Chaba Anis, Phongphithakchai Atthaphong, Pope Oscar, Rajapaksha Sam, Ranjan Pratibha, Maeda Akinori, Spano Sofia, Hikasa Yukiko, Eastwood Glenn, Pattamin Nuttapol, Kitisin Nuanprae, Nasser Ahmad, White Kyle C, Bellomo Rinaldo
Department of Intensive Care, Austin Hospital, Melbourne, VIC, Australia.
Australian and New Zealand Intensive Care Research Centre, Monash University, Melbourne, VIC, Australia.

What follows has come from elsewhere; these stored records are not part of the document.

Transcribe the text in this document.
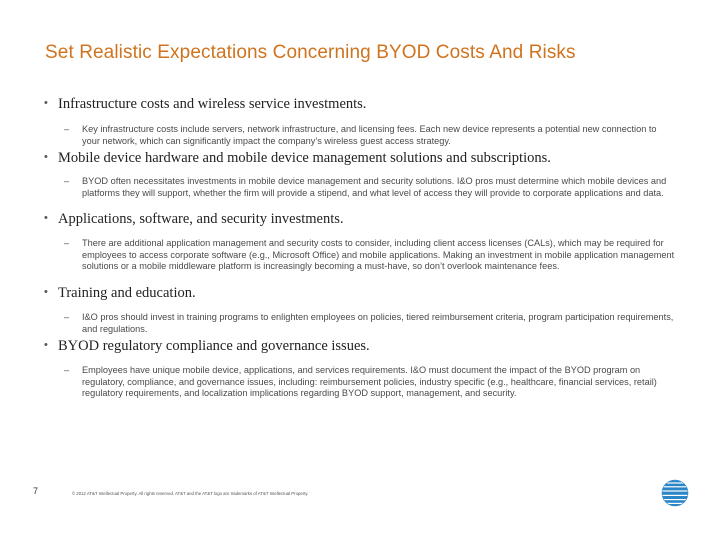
Set Realistic Expectations Concerning BYOD Costs And Risks
• Infrastructure costs and wireless service investments.
–	Key infrastructure costs include servers, network infrastructure, and licensing fees. Each new device represents a potential new connection to your network, which can significantly impact the company’s wireless guest access strategy.
• Mobile device hardware and mobile device management solutions and subscriptions.
–	BYOD often necessitates investments in mobile device management and security solutions. I&O pros must determine which mobile devices and platforms they will support, whether the firm will provide a stipend, and what level of access they will provide to corporate applications and data.
• Applications, software, and security investments.
–	There are additional application management and security costs to consider, including client access licenses (CALs), which may be required for employees to access corporate software (e.g., Microsoft Office) and mobile applications. Making an investment in mobile application management solutions or a mobile middleware platform is increasingly becoming a must-have, so don’t overlook maintenance fees.
• Training and education.
–	I&O pros should invest in training programs to enlighten employees on policies, tiered reimbursement criteria, program participation requirements, and regulations.
• BYOD regulatory compliance and governance issues.
–	Employees have unique mobile device, applications, and services requirements. I&O must document the impact of the BYOD program on regulatory, compliance, and governance issues, including: reimbursement policies, industry specific (e.g., healthcare, financial services, retail) regulatory requirements, and localization implications regarding BYOD support, management, and security.
7	© 2012 AT&T Intellectual Property. All rights reserved. AT&T and the AT&T logo are trademarks of AT&T Intellectual Property.
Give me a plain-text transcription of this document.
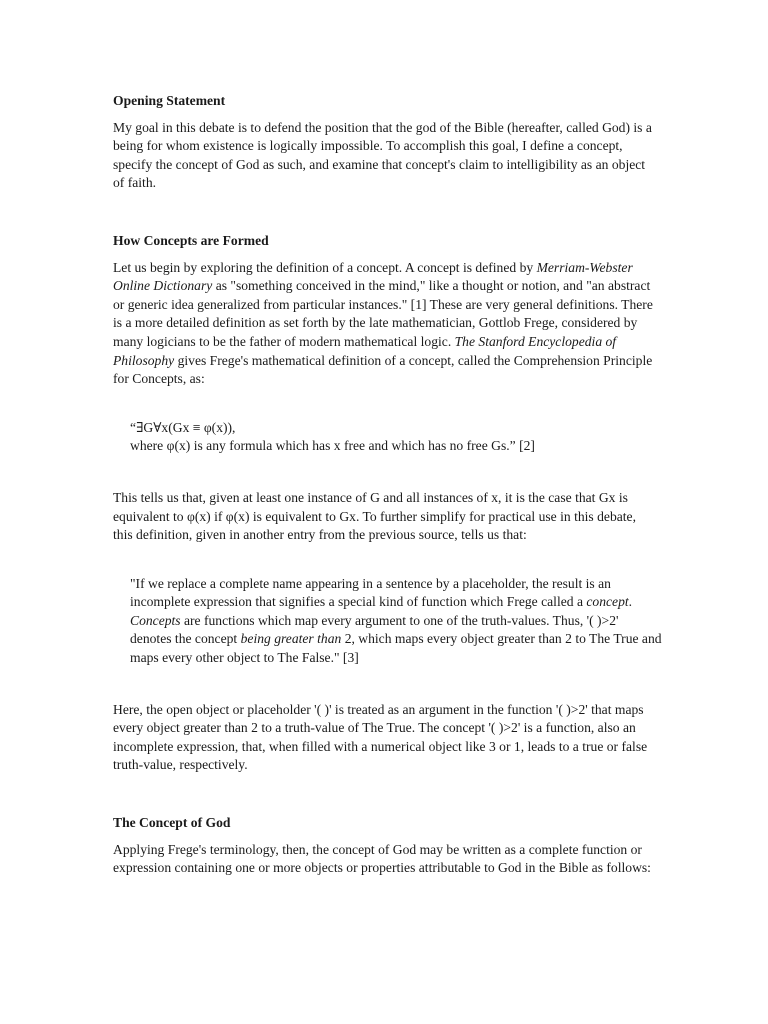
Opening Statement

My goal in this debate is to defend the position that the god of the Bible (hereafter, called God) is a being for whom existence is logically impossible. To accomplish this goal, I define a concept, specify the concept of God as such, and examine that concept's claim to intelligibility as an object of faith.

How Concepts are Formed

Let us begin by exploring the definition of a concept. A concept is defined by Merriam-Webster Online Dictionary as "something conceived in the mind," like a thought or notion, and "an abstract or generic idea generalized from particular instances." [1] These are very general definitions. There is a more detailed definition as set forth by the late mathematician, Gottlob Frege, considered by many logicians to be the father of modern mathematical logic. The Stanford Encyclopedia of Philosophy gives Frege's mathematical definition of a concept, called the Comprehension Principle for Concepts, as:

“∃G∀x(Gx ≡ φ(x)),

where φ(x) is any formula which has x free and which has no free Gs.” [2]

This tells us that, given at least one instance of G and all instances of x, it is the case that Gx is equivalent to φ(x) if φ(x) is equivalent to Gx. To further simplify for practical use in this debate, this definition, given in another entry from the previous source, tells us that:

"If we replace a complete name appearing in a sentence by a placeholder, the result is an incomplete expression that signifies a special kind of function which Frege called a concept. Concepts are functions which map every argument to one of the truth-values. Thus, '( )>2' denotes the concept being greater than 2, which maps every object greater than 2 to The True and maps every other object to The False." [3]

Here, the open object or placeholder '( )' is treated as an argument in the function '( )>2' that maps every object greater than 2 to a truth-value of The True. The concept '( )>2' is a function, also an incomplete expression, that, when filled with a numerical object like 3 or 1, leads to a true or false truth-value, respectively.

The Concept of God

Applying Frege's terminology, then, the concept of God may be written as a complete function or expression containing one or more objects or properties attributable to God in the Bible as follows:
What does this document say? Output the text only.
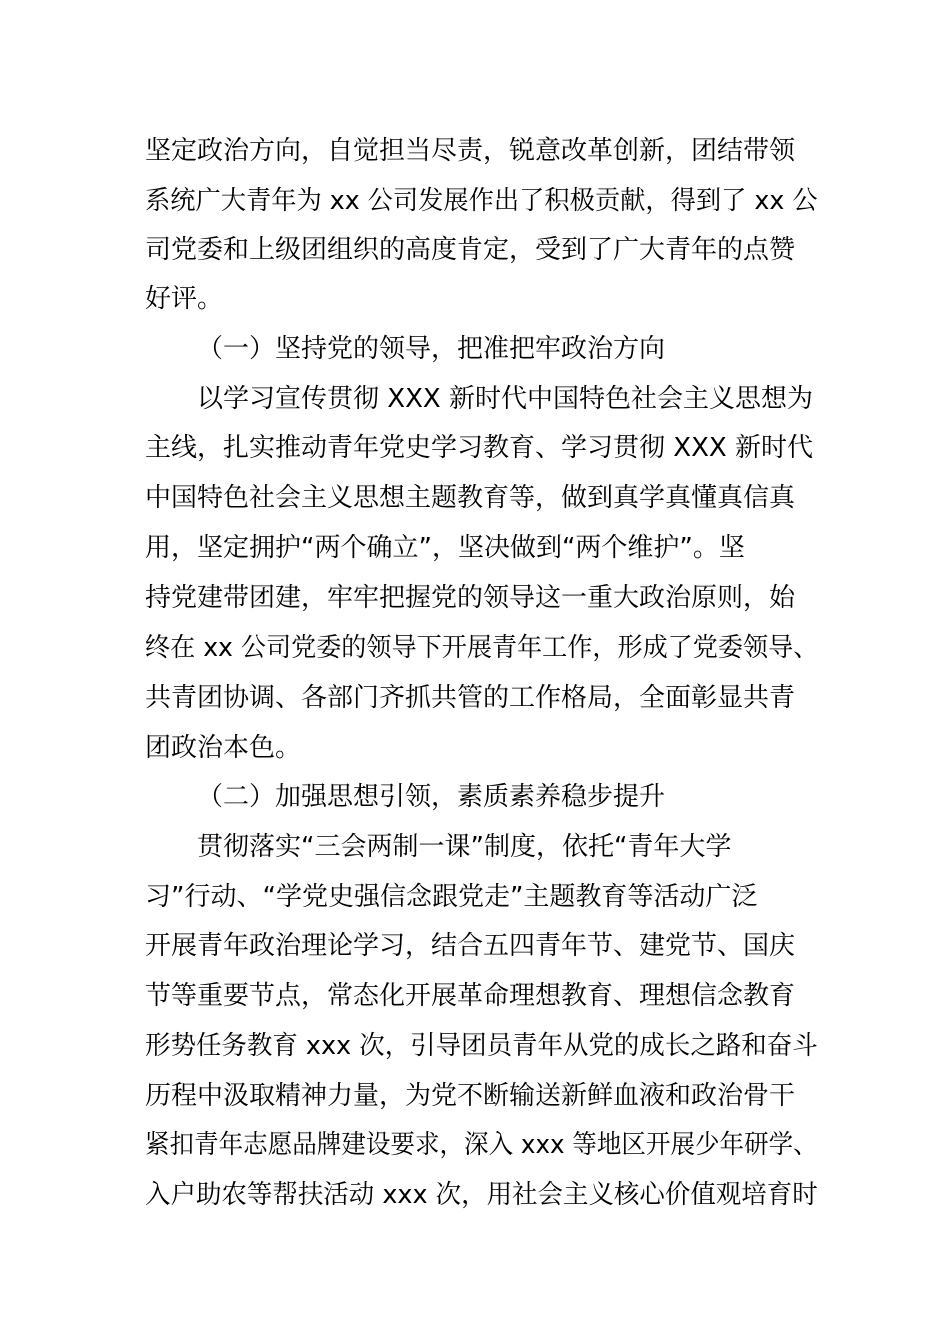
坚定政治方向，自觉担当尽责，锐意改革创新，团结带领
系统广大青年为 xx 公司发展作出了积极贡献，得到了 xx 公
司党委和上级团组织的高度肯定，受到了广大青年的点赞
好评。
（一）坚持党的领导，把准把牢政治方向
以学习宣传贯彻 XXX 新时代中国特色社会主义思想为
主线，扎实推动青年党史学习教育、学习贯彻 XXX 新时代
中国特色社会主义思想主题教育等，做到真学真懂真信真
用，坚定拥护“两个确立”，坚决做到“两个维护”。坚
持党建带团建，牢牢把握党的领导这一重大政治原则，始
终在 xx 公司党委的领导下开展青年工作，形成了党委领导、
共青团协调、各部门齐抓共管的工作格局，全面彰显共青
团政治本色。
（二）加强思想引领，素质素养稳步提升
贯彻落实“三会两制一课”制度，依托“青年大学
习”行动、“学党史强信念跟党走”主题教育等活动广泛
开展青年政治理论学习，结合五四青年节、建党节、国庆
节等重要节点，常态化开展革命理想教育、理想信念教育
形势任务教育 xxx 次，引导团员青年从党的成长之路和奋斗
历程中汲取精神力量，为党不断输送新鲜血液和政治骨干
紧扣青年志愿品牌建设要求，深入 xxx 等地区开展少年研学、
入户助农等帮扶活动 xxx 次，用社会主义核心价值观培育时
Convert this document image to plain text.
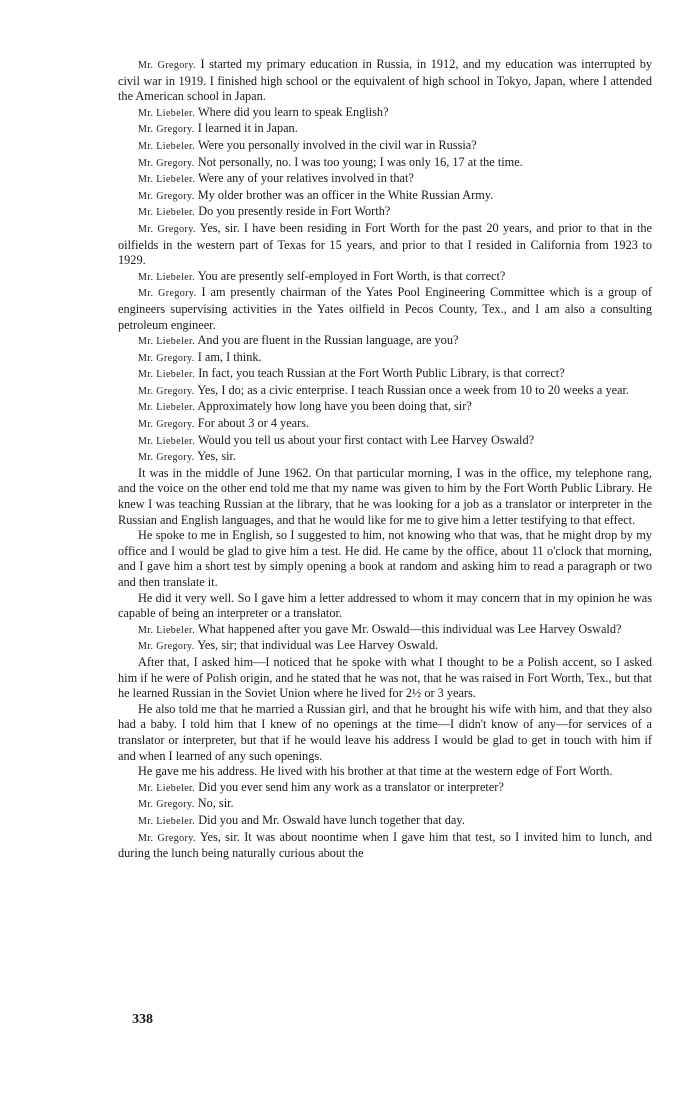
Mr. Gregory. I started my primary education in Russia, in 1912, and my education was interrupted by civil war in 1919. I finished high school or the equivalent of high school in Tokyo, Japan, where I attended the American school in Japan.

Mr. Liebeler. Where did you learn to speak English?

Mr. Gregory. I learned it in Japan.

Mr. Liebeler. Were you personally involved in the civil war in Russia?

Mr. Gregory. Not personally, no. I was too young; I was only 16, 17 at the time.

Mr. Liebeler. Were any of your relatives involved in that?

Mr. Gregory. My older brother was an officer in the White Russian Army.

Mr. Liebeler. Do you presently reside in Fort Worth?

Mr. Gregory. Yes, sir. I have been residing in Fort Worth for the past 20 years, and prior to that in the oilfields in the western part of Texas for 15 years, and prior to that I resided in California from 1923 to 1929.

Mr. Liebeler. You are presently self-employed in Fort Worth, is that correct?

Mr. Gregory. I am presently chairman of the Yates Pool Engineering Committee which is a group of engineers supervising activities in the Yates oilfield in Pecos County, Tex., and I am also a consulting petroleum engineer.

Mr. Liebeler. And you are fluent in the Russian language, are you?

Mr. Gregory. I am, I think.

Mr. Liebeler. In fact, you teach Russian at the Fort Worth Public Library, is that correct?

Mr. Gregory. Yes, I do; as a civic enterprise. I teach Russian once a week from 10 to 20 weeks a year.

Mr. Liebeler. Approximately how long have you been doing that, sir?

Mr. Gregory. For about 3 or 4 years.

Mr. Liebeler. Would you tell us about your first contact with Lee Harvey Oswald?

Mr. Gregory. Yes, sir.

It was in the middle of June 1962. On that particular morning, I was in the office, my telephone rang, and the voice on the other end told me that my name was given to him by the Fort Worth Public Library. He knew I was teaching Russian at the library, that he was looking for a job as a translator or interpreter in the Russian and English languages, and that he would like for me to give him a letter testifying to that effect.

He spoke to me in English, so I suggested to him, not knowing who that was, that he might drop by my office and I would be glad to give him a test. He did. He came by the office, about 11 o'clock that morning, and I gave him a short test by simply opening a book at random and asking him to read a paragraph or two and then translate it.

He did it very well. So I gave him a letter addressed to whom it may concern that in my opinion he was capable of being an interpreter or a translator.

Mr. Liebeler. What happened after you gave Mr. Oswald—this individual was Lee Harvey Oswald?

Mr. Gregory. Yes, sir; that individual was Lee Harvey Oswald.

After that, I asked him—I noticed that he spoke with what I thought to be a Polish accent, so I asked him if he were of Polish origin, and he stated that he was not, that he was raised in Fort Worth, Tex., but that he learned Russian in the Soviet Union where he lived for 2½ or 3 years.

He also told me that he married a Russian girl, and that he brought his wife with him, and that they also had a baby. I told him that I knew of no openings at the time—I didn't know of any—for services of a translator or interpreter, but that if he would leave his address I would be glad to get in touch with him if and when I learned of any such openings.

He gave me his address. He lived with his brother at that time at the western edge of Fort Worth.

Mr. Liebeler. Did you ever send him any work as a translator or interpreter?

Mr. Gregory. No, sir.

Mr. Liebeler. Did you and Mr. Oswald have lunch together that day.

Mr. Gregory. Yes, sir. It was about noontime when I gave him that test, so I invited him to lunch, and during the lunch being naturally curious about the

338
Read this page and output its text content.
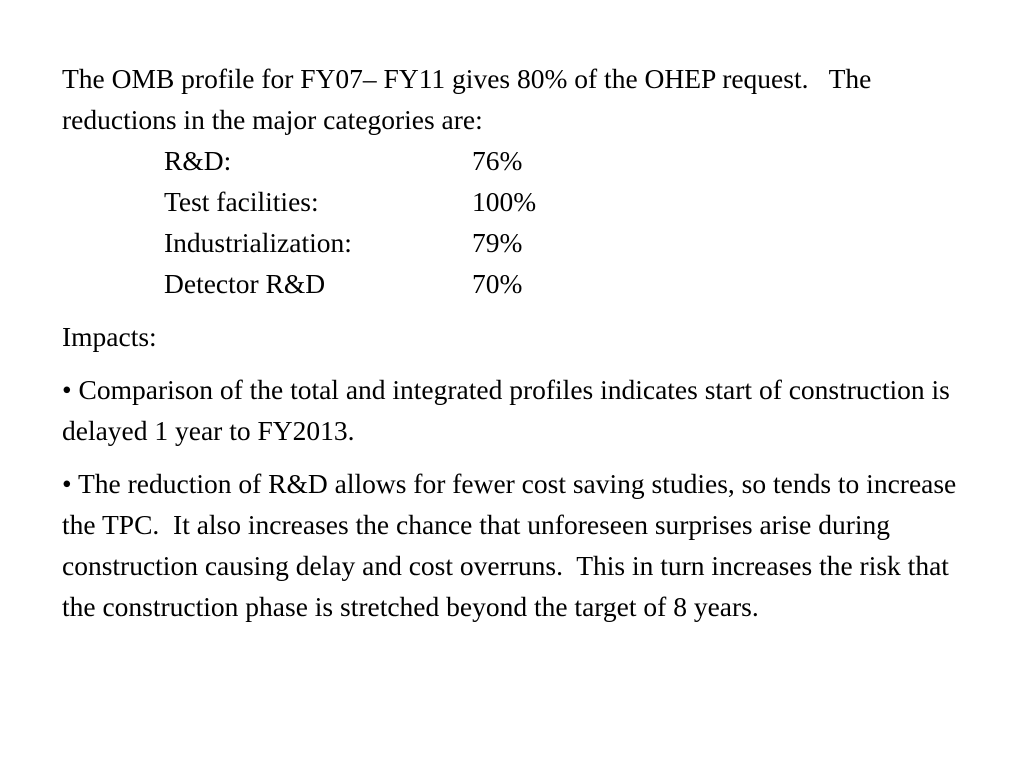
The OMB profile for FY07– FY11 gives 80% of the OHEP request.   The reductions in the major categories are:

R&D:	76%
Test facilities:	100%
Industrialization:	79%
Detector R&D	70%

Impacts:

• Comparison of the total and integrated profiles indicates start of construction is delayed 1 year to FY2013.

• The reduction of R&D allows for fewer cost saving studies, so tends to increase the TPC.  It also increases the chance that unforeseen surprises arise during construction causing delay and cost overruns.  This in turn increases the risk that the construction phase is stretched beyond the target of 8 years.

Crit Care Resusc. 2024 Nov 22;26(4):311-318. doi: 10.1016/j.ccrj.2024.09.004. eCollection 2024 Dec.
Severe intensive care unit-acquired hypernatraemia (ICU-AH) is a serious complication of critical illness. However, there is no detailed information on how this condition develops.
The objective of this study was to study the prevalence, risk factors, trajectory, management, and outcome of severe ICU-AH (≥155 mmol·L).
A retrospective study was conducted in a 40-bed ICU in a university-affiliated hospital. Assessment of sodium levels, factors associated with severe ICU-AH, urinary electrolyte measurements, water therapy, fluid balance, correction rate, and delirium was made.
We screened 11,642 ICU admissions and identified 109 patients with severe ICU-AH. The median age was 57 years, 63% were male, and the median Acute Physiology and Chronic Health Evaluation III score was 64 (52; 80). On the day of ICU admission, 64% of patients were ventilated; 71% received vasopressors, and 22% had acute kidney injury. The median peak sodium level was 158 (156; 161) mmolL at a median of 4 (1; 11) days after ICU admission. Only eight patients (7%) had urine sodium measurement (median concentration: 17 mmol·L). On the day of peak hypernatraemia, 80% of patients were unable to drink due to invasive ventilation; 34% were on diuretics; 25% had fever, and 50% did not receive hypotonic fluids. When available, the median electrolyte-free water clearance was -1.1 L (-1.7; -0.5), representing half of the urine output. After peak hypernatraemia, the correction rate was -2.8 mmol·L per day (95% confidence interval: [-2.9 to -2.6]) during the first 3 d.
Severe hypernatraemia occurred in the setting of inability to drink, near-absent measurement of urinary free water losses, diuretic therapy, fever, renal impairment, and near-absent or limited or delayed water administration. Correction was slow.
重症监护病房获得性高钠血症(ICU-AH)是危重病的一种严重并发症。然而,关于这种情况如何发展尚无详细信息。
本研究的目的是研究重度ICU-AH(≥155 mmol·L)的患病率、危险因素、病程、管理及结局。
在一所大学附属医院的40张床位的ICU进行了一项回顾性研究。评估了钠水平、与重度ICU-AH相关的因素、尿电解质测量、水疗法、液体平衡、纠正率及谵妄情况。
我们筛查了11642例入住ICU的患者,确定了109例重度ICU-AH患者。中位年龄为57岁,63%为男性,急性生理与慢性健康状况评分系统III(APACHE III)的中位评分为64(52;80)。入住ICU当天,64%的患者接受机械通气;71%接受血管活性药物治疗,22%发生急性肾损伤。入住ICU后中位4(1;11)天,钠水平的中位峰值为158(156;161)mmol/L。仅8例患者(7%)进行了尿钠测量(中位浓度:17 mmol/L)。在高钠血症峰值当天,80%的患者因有创通气无法饮水;34%使用利尿剂;25%发热,50%未接受低渗液体。如有数据,无电解质水清除率的中位数为-1.1 L(-1.7;-0.5),占尿量的一半。高钠血症峰值后,最初3天的纠正率为每天-2.8 mmol/L(95%置信区间:[-2.9至-2.6])。
重度高钠血症发生于无法饮水、几乎未测量尿自由水丢失、使用利尿剂治疗、发热、肾功能损害以及几乎未给予或给予水受限或延迟的情况下。纠正缓慢。